La neuroéconomie est une discipline de recherche au croisement de l’économie, de la psychologie et des neurosciences. Son objet est d’étudier l’influence des facteurs cognitifs et émotionnels sur la façon dont on prend nos décisions. Un des grands promoteurs de ce concept est l’Américain Paul W. Glimcher. « La neuroéconomie est un dérivé direct de l’économie comportementale, un concept dont les fleurons ont été les psychologues Daniel Kahneman et Amos Tversky qui ont reçu le prix Nobel d’économie en 2002, pour avoir développé la théorie des perspectives.
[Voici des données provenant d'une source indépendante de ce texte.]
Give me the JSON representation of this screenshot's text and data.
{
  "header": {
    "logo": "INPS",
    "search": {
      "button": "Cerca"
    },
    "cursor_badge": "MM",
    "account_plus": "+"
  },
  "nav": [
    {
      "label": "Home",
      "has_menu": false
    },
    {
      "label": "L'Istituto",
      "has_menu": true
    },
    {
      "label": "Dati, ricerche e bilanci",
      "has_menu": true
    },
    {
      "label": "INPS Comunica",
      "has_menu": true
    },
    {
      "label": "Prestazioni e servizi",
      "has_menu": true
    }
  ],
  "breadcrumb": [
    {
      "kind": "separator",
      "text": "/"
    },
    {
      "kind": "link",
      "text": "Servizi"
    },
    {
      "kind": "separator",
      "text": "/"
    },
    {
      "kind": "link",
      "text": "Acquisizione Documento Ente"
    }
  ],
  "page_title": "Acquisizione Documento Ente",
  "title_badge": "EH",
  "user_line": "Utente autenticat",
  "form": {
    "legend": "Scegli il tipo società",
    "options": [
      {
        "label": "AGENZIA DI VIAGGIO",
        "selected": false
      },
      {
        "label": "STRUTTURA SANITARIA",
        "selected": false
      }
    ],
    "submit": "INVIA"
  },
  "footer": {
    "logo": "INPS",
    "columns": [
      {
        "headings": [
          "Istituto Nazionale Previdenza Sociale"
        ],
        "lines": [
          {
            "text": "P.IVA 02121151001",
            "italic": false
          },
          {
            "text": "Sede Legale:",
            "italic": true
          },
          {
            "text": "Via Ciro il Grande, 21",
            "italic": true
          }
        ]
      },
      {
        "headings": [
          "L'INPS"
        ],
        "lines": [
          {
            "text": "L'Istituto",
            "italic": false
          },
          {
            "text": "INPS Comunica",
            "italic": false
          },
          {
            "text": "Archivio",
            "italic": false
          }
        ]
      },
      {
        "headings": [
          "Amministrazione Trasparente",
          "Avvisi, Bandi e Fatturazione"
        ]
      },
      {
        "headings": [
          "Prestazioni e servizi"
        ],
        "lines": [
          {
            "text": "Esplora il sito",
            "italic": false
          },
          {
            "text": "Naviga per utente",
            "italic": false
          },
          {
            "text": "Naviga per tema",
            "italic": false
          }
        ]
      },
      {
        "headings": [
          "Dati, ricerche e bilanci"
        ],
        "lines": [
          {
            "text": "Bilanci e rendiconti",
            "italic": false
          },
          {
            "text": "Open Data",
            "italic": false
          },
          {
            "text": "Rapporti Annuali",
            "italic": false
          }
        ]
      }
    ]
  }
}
En résumé, la neuroéconomie vise à étudier les bases neurobiologiques des décisions s’appuyant sur des valeurs subjectives. Prenons un exemple de « choix » qui peut se poser à un individu. Vaut-il mieux que j’accepte l’offre de ce poste qu’on me propose tout de suite ou vaut-il mieux que j’attende deux mois pour essayer d’en décrocher un autre, plus intéressant et mieux rémunéré, mais que je ne suis pas certain d’obtenir ? L’objectif est de comprendre comment s’opèrent les choix fondés sur les valeurs attendues en retour de nos actions. Une des grandes victoires de la neuroéconomie est d’avoir d’ores et déjà montré qu’on se sert des mêmes régions du cerveau pour faire un jugement de valeur, qu’il s’agisse d’objets ou de personnes, et un jugement esthétique. Cela passe par le même système neurobiologique », explique le Dr Domenech.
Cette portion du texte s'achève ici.